As the CEOs of Detroit’s Big Three automakers pleaded for a $25 billion bailout from Congress this week, conservatives have been looking for an easy culprit to blame for the auto industry’s seeming collapse. First it was the unions. Now conservatives have turned their attention to the modest fuel economy (CAFE) standards — fleetwide average of 35 miles per gallon by 2020 — imposed in last year’s Energy Independence and Security Act. Last night on Fox News, former Massachusetts governor Mitt Romney echoed other conservatives in pointing the finger at the fuel economy changes:
– MITT ROMNEY: Well, government did [cause a lot of this]. There’s no question but that the CAFE standards have put an unusual burden on the domestic automobile manufacturers. And our energy policies as a country continue to put burdens on domestic manufacturers. That’s just — that’s reality. [11/19/08]
— WILLIAM KRISTOL: Well, one problem with the auto industry is we have been telling them how to operate an awful lot, you know, in terms of CAFE standards and other things, probably which should not have been most — may have been the most — not the most intelligent way to help that industry. [11/16/08]
— SEAN HANNITY: They [the government] — you know, between the unions, between trade policy, safety standards, CAFE standards, you know, economy, fuel economy standards, they’re forcing these auto companies to be in a position where they’re not as competitive. [11/14/08]
Last year’s stonewalling attempts by the auto industry notwithstanding, improving fuel economy is not difficult for the Big Three. As the Sierra Club explained in 2006, “The technology exists today to make all new vehicles average 40 miles per gallon within ten years.” A 2002 report by the Board on Energy and Environmental Systems of the National Research Council found that technologies existed then that “would significantly reduce fuel consumption within 15 years” — technologies that manufacturers were “already offering or introducing” in overseas markets.
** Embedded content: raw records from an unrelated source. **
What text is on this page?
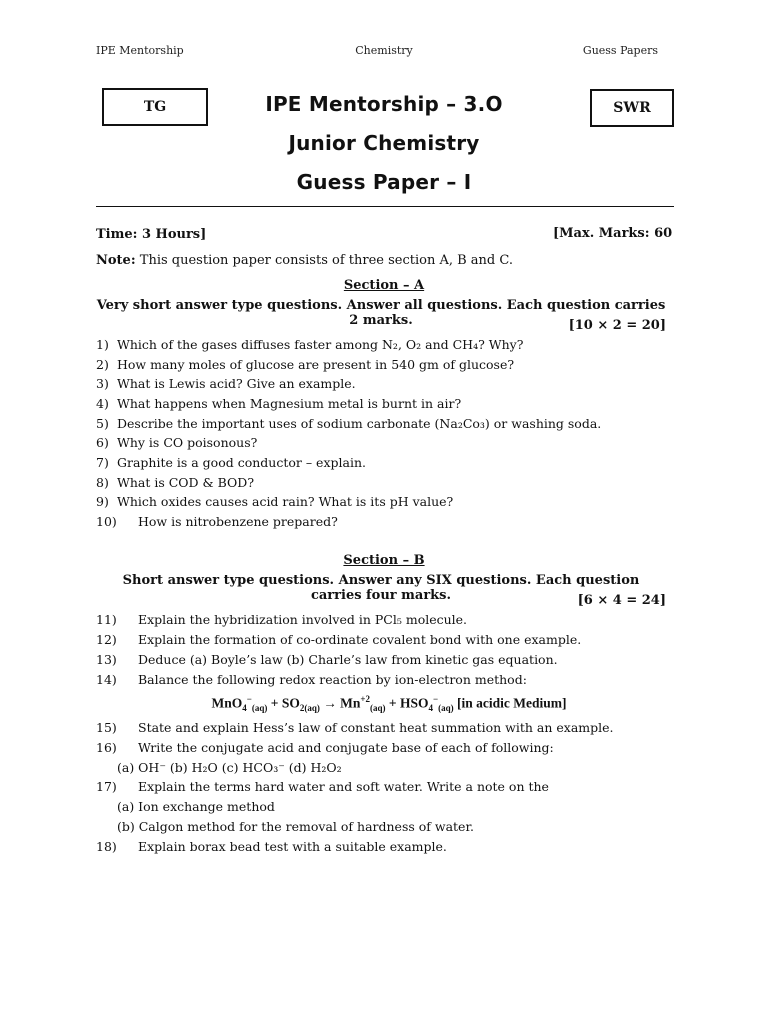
IPE Mentorship	Chemistry	Guess Papers
TG	SWR
IPE Mentorship – 3.O
Junior Chemistry
Guess Paper – I
Time: 3 Hours]	[Max. Marks: 60
Note: This question paper consists of three section A, B and C.
Section – A
Very short answer type questions. Answer all questions. Each question carries 2 marks.	[10 × 2 = 20]
1) Which of the gases diffuses faster among N₂, O₂ and CH₄? Why?
2) How many moles of glucose are present in 540 gm of glucose?
3) What is Lewis acid? Give an example.
4) What happens when Magnesium metal is burnt in air?
5) Describe the important uses of sodium carbonate (Na₂Co₃) or washing soda.
6) Why is CO poisonous?
7) Graphite is a good conductor – explain.
8) What is COD & BOD?
9) Which oxides causes acid rain? What is its pH value?
10) How is nitrobenzene prepared?
Section – B
Short answer type questions. Answer any SIX questions. Each question carries four marks.	[6 × 4 = 24]
11) Explain the hybridization involved in PCl₅ molecule.
12) Explain the formation of co-ordinate covalent bond with one example.
13) Deduce (a) Boyle’s law (b) Charle’s law from kinetic gas equation.
14) Balance the following redox reaction by ion-electron method:
$MnO_4^-_{(aq)} + SO_{2(aq)} \to Mn^{+2}_{(aq)} + HSO_4^-_{(aq)}$ [in acidic Medium]
15) State and explain Hess’s law of constant heat summation with an example.
16) Write the conjugate acid and conjugate base of each of following:
(a) OH⁻ (b) H₂O (c) HCO₃⁻ (d) H₂O₂
17) Explain the terms hard water and soft water. Write a note on the
(a) Ion exchange method
(b) Calgon method for the removal of hardness of water.
18) Explain borax bead test with a suitable example.
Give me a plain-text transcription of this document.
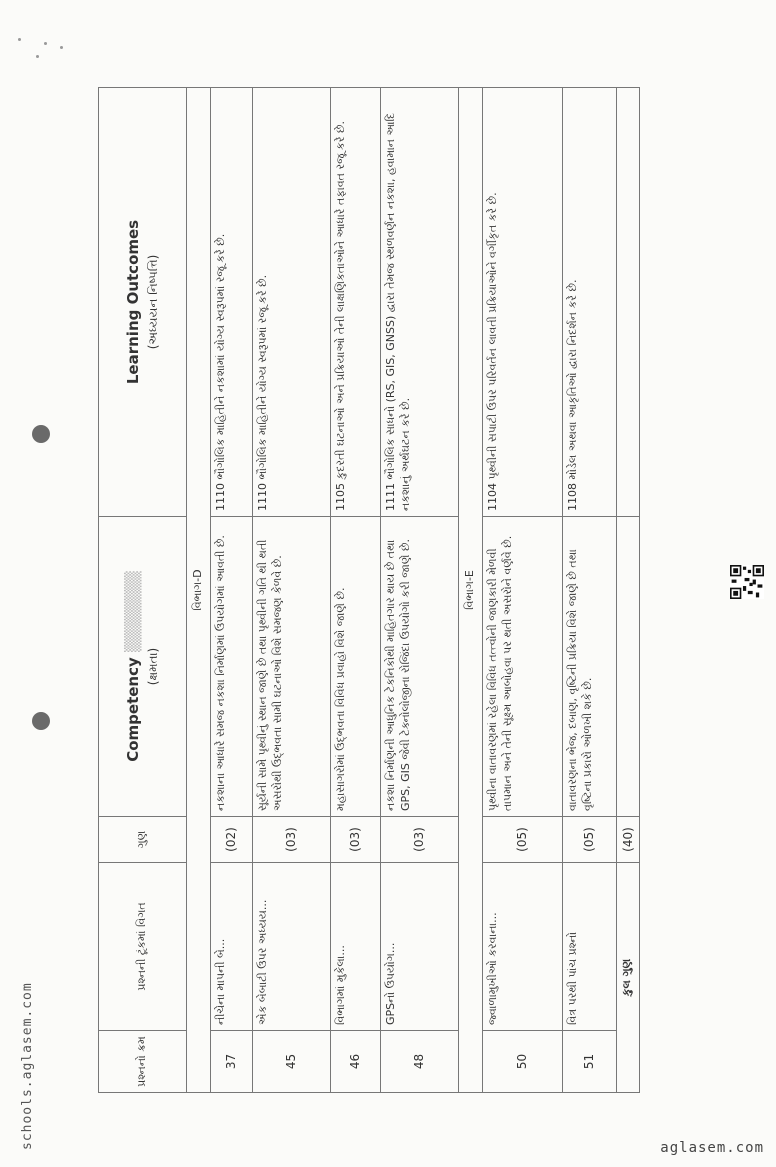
schools.aglasem.com	aglasem.com
પ્રશ્નનો ક્રમ	પ્રશ્નની ટૂંકમાં વિગત	ગુણ	Competency ▒▒▒▒▒▒▒
(ક્ષમતા)	Learning Outcomes (અધ્યયન નિષ્પત્તિ)
વિભાગ-D				
37	નીચેના માપની બે...	(02)	નકશાના આધારે સમજ નકશા નિર્માણમાં ઉપયોગમાં આવતી છે.	1110 ભૌગોલિક માહિતીને નકશામાં યોગ્ય સ્વરૂપમાં રજૂ કરે છે.
45	એક બેબાટી ઉપર અધ્યય...	(03)	સૂર્યની સામે પૃથ્વીનું સ્થાન જાણે છે તથા પૃથ્વીની ગતિ થી થતી અસરોથી ઉદ્ભવતા સામી ઘટનાઓ વિશે સમજણ કેળવે છે.	1110 ભૌગોલિક માહિતીને યોગ્ય સ્વરૂપમાં રજૂ કરે છે.
46	વિભાગમાં મુકેલા...	(03)	મહાસાગરોમાં ઉદ્ભવતા વિવિધ પ્રવાહો વિશે જાણે છે.	1105 કુદરતી ઘટનાઓ અને પ્રક્રિયાઓ તેની લાક્ષણિકતાઓને આધારે તફાવત રજૂ કરે છે.
48	GPSનો ઉપયોગ...	(03)	નકશા નિર્માણની આધુનિક ટેકનિકોથી માહિતગાર થાય છે તથા GPS, GIS જેવી ટેક્નોલોજીના રોજિંદા ઉપયોગો કરી જાણે છે.	1111 ભૌગોલિક સાધનો (RS, GIS, GNSS) દ્વારા તેમજ સ્થળવર્ણન નકશા, હવામાન આદિ નકશાનું અર્થઘટન કરે છે.
વિભાગ-E				
50	જ્વાળામુખીઓ કરવાના...	(05)	પૃથ્વીના વાતાવરણમાં રહેલા વિવિધ તત્ત્વોની જાણકારી મેળવી તાપમાન અને તેની સૂક્ષ્મ આબોહવા પર થતી અસરોને વર્ણવે છે.	1104 પૃથ્વીની સપાટી ઉપર પરિવર્તન લાવતી પ્રક્રિયાઓને વર્ગીકૃત કરે છે.
51	વિત્ર પરથી પાંચ પ્રશ્નો	(05)	વાતાવરણના ભેજ, દબાણ, વૃષ્ટિની પ્રક્રિયા વિશે જાણે છે તથા વૃષ્ટિના પ્રકારો ઓળખી શકે છે.	1108 મોડેલ અથવા આકૃતિઓ દ્વારા નિદર્શન કરે છે.
કુલ ગુણ		(40)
What’s more, those existing technologies would hardly bankrupt the auto industry. NPR reported that technologies to raise fuel-efficiency “to around 33 mpg across the fleet pay for themselves within three to four years.” Indeed, Tom Cole of the Center for Automotive Research, said that with only about $1,000 worth of changes, “a conventional, gas-powered car could go 25 percent farther on a single gallon of gas.” The Union of Concerned Scientists designed its own highly efficient SUV comparable to the Ford Explorer that doubled its fuel economy (from 17 mpg to 30 mpg). The lifetime fuel savings paid back the additional technology cost of $2,560 in less than three years.
The auto industry’s problems have far more to do with the lack of universal health care in America than they do with fuel economy requirements. For General Motors, health care costs add $1,525 to the price of every car that leaves the lot; the company estimates that it spent $5.2 billion on health care benefits in 2004, more than it paid for steel.